Pakistani Hindu girl
Pakistani Hindu girl Reuters

Hindus in Muslim-dominated Pakistan have expressed their anger and indignation over another round of what they have characterized as “forced conversions.” The Press Trust of India news agency reported that Hindu girls as young as six are being pressured to convert to Islam, usually through arranged marriages with Muslim men.

"Can you accept your daughters being forcibly married to Hindu men?" complained a Pakistani Hindu named Raj Kumar, whose niece Rinkle Kumari was allegedly forced to convert to Islam by marrying a Muslim man in 2012. Rinkle’s saga received massive media attention and even came to the attention of the nation’s Supreme Court. At a seminar at the Karachi Press Club on Sunday, Raj Kumar introduced the audience to Jumna, a 6-year old Hindu girl from the city of Mirpurkhas in Sindh province, whose forced conversion to Islam was prevented after local media took up their cause. She also has a 10-year-old sister named Pooja. "What do children as young as Jumna and Pooja know about Islam and their own religion, for that matter, that they'd want to convert? This is the height of injustice," Kumar said, according to Dawn, an English-language Pakistani daily.

Jumna and Pooja's mother, Marju, and father, Soma, also attended the Karachi event. "We are poor people. My little girls helped supplement our income by selling clay toys and utensils door to door. On Feb. 4, they left home as usual with their basket of toys but didn't return. We raised an alarm," Soma said. "After several reports in the media about our missing girls, it was found that they had been staying with a man named Rajab Pathan. The police of our area later produced them in court as Muslim children. We were prevented by the police from seeing them too."

Soma then explained that the courts sent his daughters to a women’s home on suspicions they had been abused at home. "Little Jumna has been given back to us now but Pooja is still at the Darul Aman [the women’s shelter]. She seems to have been brainwashed into saying strange things about us. Her mind seems affected by the trauma," he added.

It is believed the girls were kidnapped with the intention of forcibly converting them to Islam.

Kishan Chand Parwani, chairman of the All Hindu Rights Organisation, commented that the problems faced by Pakistan's minorities are "multiplying instead of decreasing." According to Dawn, Parwani lamented that during his five terms in Parliament, the rights of Pakistan’s Hindu minority was never given top priority and that Hindu girls are still subject to forced marriages to Muslims. "Minorities are protected by law everywhere in the world, but the Hindu community in Pakistan is facing harassment at every level," Parwani said.

Indeed, for Pakistan’s Hindu minority, who number some 6 to 7 million people (out of a total population of some 190 million), the larger issue is the threats posed to its very existence by the resurgence of Muslim extremists. The current Hindu community represent the remnants of people who did not flee to India during the violent Partition of 1947. In a joint statement, the International Federation for Human Rights and the Human Rights Commission of Pakistan demanded urgent measures to end violence, discrimination and marginalization faced by the citizens of Pakistan on account of their religious beliefs.

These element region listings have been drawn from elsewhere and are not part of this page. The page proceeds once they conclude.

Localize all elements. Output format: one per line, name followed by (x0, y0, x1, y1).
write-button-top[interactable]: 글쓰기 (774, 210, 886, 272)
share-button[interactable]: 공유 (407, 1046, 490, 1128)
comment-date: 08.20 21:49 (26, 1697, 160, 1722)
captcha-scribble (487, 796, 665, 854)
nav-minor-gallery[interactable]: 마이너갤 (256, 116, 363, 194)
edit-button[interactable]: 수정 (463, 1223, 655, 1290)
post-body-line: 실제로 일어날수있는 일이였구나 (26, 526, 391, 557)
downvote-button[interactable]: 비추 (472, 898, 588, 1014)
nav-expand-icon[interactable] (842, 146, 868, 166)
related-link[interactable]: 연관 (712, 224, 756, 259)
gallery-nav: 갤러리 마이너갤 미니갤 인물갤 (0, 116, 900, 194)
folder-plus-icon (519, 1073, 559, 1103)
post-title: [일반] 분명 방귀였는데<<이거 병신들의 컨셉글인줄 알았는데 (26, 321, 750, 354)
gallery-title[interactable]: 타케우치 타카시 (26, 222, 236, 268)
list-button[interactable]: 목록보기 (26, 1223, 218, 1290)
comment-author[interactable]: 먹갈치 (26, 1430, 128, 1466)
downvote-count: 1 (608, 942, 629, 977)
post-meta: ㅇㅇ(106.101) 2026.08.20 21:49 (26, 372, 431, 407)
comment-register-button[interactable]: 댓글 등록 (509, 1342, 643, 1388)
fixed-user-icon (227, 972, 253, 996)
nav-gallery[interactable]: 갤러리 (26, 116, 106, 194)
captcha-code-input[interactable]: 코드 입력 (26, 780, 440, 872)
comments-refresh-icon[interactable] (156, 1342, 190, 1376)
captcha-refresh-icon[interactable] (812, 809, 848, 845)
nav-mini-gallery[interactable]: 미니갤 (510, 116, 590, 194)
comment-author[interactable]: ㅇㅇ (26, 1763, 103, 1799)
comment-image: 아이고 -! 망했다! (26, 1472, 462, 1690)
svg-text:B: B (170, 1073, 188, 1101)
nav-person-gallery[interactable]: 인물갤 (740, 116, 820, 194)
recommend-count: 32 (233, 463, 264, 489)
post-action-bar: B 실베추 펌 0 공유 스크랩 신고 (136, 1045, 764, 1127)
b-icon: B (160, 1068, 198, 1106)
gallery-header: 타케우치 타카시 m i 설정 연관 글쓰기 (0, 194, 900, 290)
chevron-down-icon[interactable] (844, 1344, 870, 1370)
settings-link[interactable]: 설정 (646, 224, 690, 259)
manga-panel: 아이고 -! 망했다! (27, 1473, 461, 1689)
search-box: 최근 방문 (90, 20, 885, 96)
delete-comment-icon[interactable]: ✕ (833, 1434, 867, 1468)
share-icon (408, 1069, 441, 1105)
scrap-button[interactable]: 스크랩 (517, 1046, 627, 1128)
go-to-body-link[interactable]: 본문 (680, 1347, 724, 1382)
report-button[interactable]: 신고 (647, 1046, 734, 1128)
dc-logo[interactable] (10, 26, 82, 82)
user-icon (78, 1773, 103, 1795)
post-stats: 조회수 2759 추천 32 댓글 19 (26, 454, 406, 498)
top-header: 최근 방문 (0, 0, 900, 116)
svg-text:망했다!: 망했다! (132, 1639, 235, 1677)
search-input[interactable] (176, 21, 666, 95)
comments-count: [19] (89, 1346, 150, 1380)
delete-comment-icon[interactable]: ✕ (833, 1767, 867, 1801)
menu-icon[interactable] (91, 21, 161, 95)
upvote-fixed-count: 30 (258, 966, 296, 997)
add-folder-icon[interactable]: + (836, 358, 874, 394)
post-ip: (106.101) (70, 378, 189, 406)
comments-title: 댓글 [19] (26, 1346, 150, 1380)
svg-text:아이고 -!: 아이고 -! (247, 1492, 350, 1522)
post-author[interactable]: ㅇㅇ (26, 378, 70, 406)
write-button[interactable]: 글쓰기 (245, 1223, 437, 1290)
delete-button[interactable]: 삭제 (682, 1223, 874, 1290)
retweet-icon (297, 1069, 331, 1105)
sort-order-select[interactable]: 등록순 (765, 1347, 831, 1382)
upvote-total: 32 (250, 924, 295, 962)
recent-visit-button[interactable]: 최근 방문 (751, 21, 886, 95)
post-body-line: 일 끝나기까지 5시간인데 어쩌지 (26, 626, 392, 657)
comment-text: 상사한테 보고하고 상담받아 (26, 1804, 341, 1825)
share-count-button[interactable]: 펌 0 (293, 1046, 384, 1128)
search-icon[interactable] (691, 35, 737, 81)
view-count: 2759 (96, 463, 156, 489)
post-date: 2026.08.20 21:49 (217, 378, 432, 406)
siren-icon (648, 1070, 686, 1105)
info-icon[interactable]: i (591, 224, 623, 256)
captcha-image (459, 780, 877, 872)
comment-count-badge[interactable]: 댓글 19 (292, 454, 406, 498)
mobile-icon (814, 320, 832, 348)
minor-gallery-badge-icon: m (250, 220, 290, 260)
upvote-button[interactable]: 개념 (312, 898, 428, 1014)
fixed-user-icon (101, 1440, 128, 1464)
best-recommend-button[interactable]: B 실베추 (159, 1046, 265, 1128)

On the other hand, an Indian journalist named Jyoti Punwani, visiting Pakistan, wrote in The Hindu newspaper that Muslims and Hindus in Pakistan have much in common and usually overcome their religious differences and get along quite well. “Nine days of meeting [friendly, helpful] people… in Pakistan left me wondering about the kind of transformation in Indo-Pak relations if only people were allowed to meet freely,” she wrote. “Having covered Hindu-Muslim violence in India for years, where the only identity that mattered was religion, it came as a revelation … that language binds Pakistanis more than religion.” (The majority of Hindus in Pakistan live in Sindh province in the south).

Punwani noted that Pakistani Sindhis treated her as one of their own, only from across the border. “What mattered was neither my nationality nor my faith; just that I was a Sindhi,” she said. One elderly Hindu woman in Pakistan even told her: “My birth, my marriage, my children’s births, our lives and deaths, everything is here. Pakistan is our home.”